When it comes to landfills with uninducted public on site, these minimum standards tend to fall away. These sites rely heavily on operational procedures and operator awareness, the least effective mitigation measures, as those most at risk, the public, are not trained in the required procedures. To apply procedural controls, intensive, focused supervision of the public is needed.
Few waste sites have the staff to fully supervise the public across the broad deposition areas.
Fires, hazardous and toxic waste
Landfills by their nature, receive the waste that we can’t safely or effectively reprocess. The public are exposed to this potentially deadly cocktail of hazards, including sharps, toxic materials, chemicals, gases, combustibles, and ignition sources like batteries. Visitors can initiate fires with their depositions or by simply smoking while on site. Uniformed public on foot, often with insufficient PPE, who are often tempted to fossick or end up in incorrect locations on a site, are at much higher risk than aware staff.
Compliance
EPA Licences prescribe a long list of materials that can not be received in a landfill. These restricted items are defined in Site Licences and Acts of governments. The obligation to comply with these conditions is on the Landfill operator. When an operator invites the public onto a landfill to deposit waste, they are permitting the uninformed visitors to determine what they receive.
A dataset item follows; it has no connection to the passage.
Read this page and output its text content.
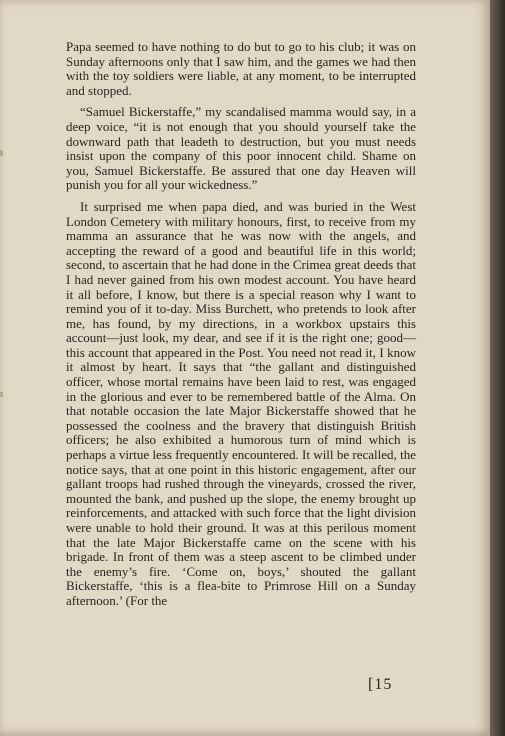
Papa seemed to have nothing to do but to go to his club; it was on Sunday afternoons only that I saw him, and the games we had then with the toy soldiers were liable, at any moment, to be interrupted and stopped.

“Samuel Bickerstaffe,” my scandalised mamma would say, in a deep voice, “it is not enough that you should yourself take the downward path that leadeth to destruction, but you must needs insist upon the company of this poor innocent child. Shame on you, Samuel Bickerstaffe. Be assured that one day Heaven will punish you for all your wickedness.”

It surprised me when papa died, and was buried in the West London Cemetery with military honours, first, to receive from my mamma an assurance that he was now with the angels, and accepting the reward of a good and beautiful life in this world; second, to ascertain that he had done in the Crimea great deeds that I had never gained from his own modest account. You have heard it all before, I know, but there is a special reason why I want to remind you of it to-day. Miss Burchett, who pretends to look after me, has found, by my directions, in a workbox upstairs this account—just look, my dear, and see if it is the right one; good—this account that appeared in the Post. You need not read it, I know it almost by heart. It says that “the gallant and distinguished officer, whose mortal remains have been laid to rest, was engaged in the glorious and ever to be remembered battle of the Alma. On that notable occasion the late Major Bickerstaffe showed that he possessed the coolness and the bravery that distinguish British officers; he also exhibited a humorous turn of mind which is perhaps a virtue less frequently encountered. It will be recalled, the notice says, that at one point in this historic engagement, after our gallant troops had rushed through the vineyards, crossed the river, mounted the bank, and pushed up the slope, the enemy brought up reinforcements, and attacked with such force that the light division were unable to hold their ground. It was at this perilous moment that the late Major Bickerstaffe came on the scene with his brigade. In front of them was a steep ascent to be climbed under the enemy’s fire. ‘Come on, boys,’ shouted the gallant Bickerstaffe, ‘this is a flea-bite to Primrose Hill on a Sunday afternoon.’ (For the

[15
Any problem waste items deposited by the public at a landfill becomes an operator’s breach of their licence. The consequence for the operator can be serious and costly, fires can be triggered, deposited Asbestos or other chemicals can create exposure risks with costly remediation response, and licence non-conformances can lead to fines or facility closures.
Avoiding disaster
To avoid the inevitable disaster, facilities must act to ensure the public’s safety and mitigate the non-compliance risks. This means getting the public off the landfills and implementing PWTS. The major barrier to acting quickly for most councils is often the costs and time to establish traditional PWTS.
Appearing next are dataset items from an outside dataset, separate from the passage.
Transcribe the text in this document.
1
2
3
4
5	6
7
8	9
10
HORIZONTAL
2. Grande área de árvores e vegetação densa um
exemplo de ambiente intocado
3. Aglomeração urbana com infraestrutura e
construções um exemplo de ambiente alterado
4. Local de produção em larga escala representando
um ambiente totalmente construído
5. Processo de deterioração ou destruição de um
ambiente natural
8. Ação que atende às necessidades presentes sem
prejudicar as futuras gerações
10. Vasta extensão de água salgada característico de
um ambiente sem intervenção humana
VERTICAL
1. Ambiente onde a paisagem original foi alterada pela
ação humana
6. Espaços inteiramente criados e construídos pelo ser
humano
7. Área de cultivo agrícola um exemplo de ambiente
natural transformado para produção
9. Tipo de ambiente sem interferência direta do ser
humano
Several sites are addressing the issue by rolling out new modular PWTS technologies that are safer, quicker and vastly more cost-effective. Gunnadah Shire Council in NSW recently won the Waste Innovation Award- Regional for its new PWTS established to get the public off its landfill. Using the LBin System was less than 20 per cent of the cost of the alternative traditional Sawtooth.
The savings avoid the need to compromise on other capital investments in cell construction, plant and equipment. Similarly, other sites like Hawkesbury in NSW and Harvey in Western Australia have established similar systems for the same reasons. Uralla, Lithgow, Orange, and Forbes councils in NSW have all secured EPA Landfill Consolidation and Environmental Improvements Grants to build LBin PWTS for less than the cost to design traditional civil constructed PWTS.
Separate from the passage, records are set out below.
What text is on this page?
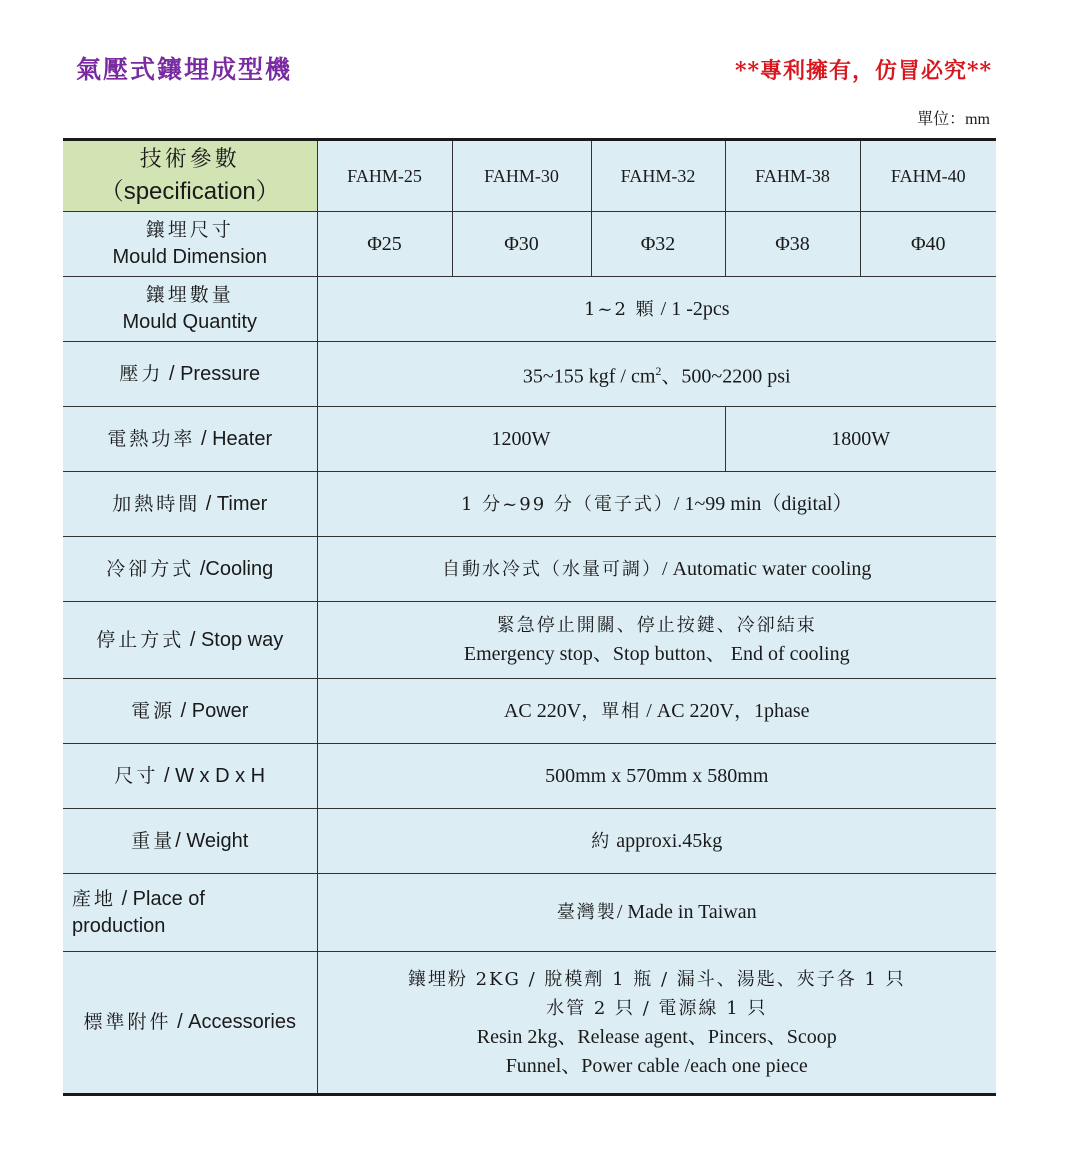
氣壓式鑲埋成型機	**專利擁有，仿冒必究**
單位：mm
技術參數
（specification）	FAHM-25	FAHM-30	FAHM-32	FAHM-38	FAHM-40

鑲埋尺寸
Mould Dimension	Φ25	Φ30	Φ32	Φ38	Φ40

鑲埋數量
Mould Quantity	1~2 顆 / 1 -2pcs				
壓力 / Pressure	35~155 kgf / $cm^2$、500~2200 psi				
電熱功率 / Heater	1200W			1800W	
加熱時間 / Timer	1 分~99 分（電子式）/ 1~99 min（digital）				
冷卻方式 /Cooling	自動水冷式（水量可調）/ Automatic water cooling				
停止方式 / Stop way	緊急停止開關、停止按鍵、冷卻結束
Emergency stop、Stop button、 End of cooling				

電源 / Power	AC 220V，單相 / AC 220V，1phase				
尺寸 / W x D x H	500mm x 570mm x 580mm				
重量/ Weight	約 approxi.45kg				

產地 / Place of
production	臺灣製/ Made in Taiwan				
標準附件 / Accessories	鑲埋粉 2KG / 脫模劑 1 瓶 / 漏斗、湯匙、夾子各 1 只
水管 2 只 / 電源線 1 只
Resin 2kg、Release agent、Pincers、Scoop
Funnel、Power cable /each one piece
By implementing these new systems, the public is now away from the landfill, contained in one controlled area, physically separated from machines/trucks, on well-defined and sealed routes. Containing the public in a common area has made it both easier to do detailed load inspections and monitor those on-site. His overall approach reduces the amount of staff needed, further amplified by the introduction of CCTV within this common area.
PayBack
The low capital cost and time to deploy have made it much easier to fit these facilities into tight capital budgets, and best of all, the improved reuse and recycling recovery has meant that most installations have an ROI of less than 3 years. With low-cost and effective solutions now available to address this century-old problem, continuing to invite the public into landfills should be a disaster for the past.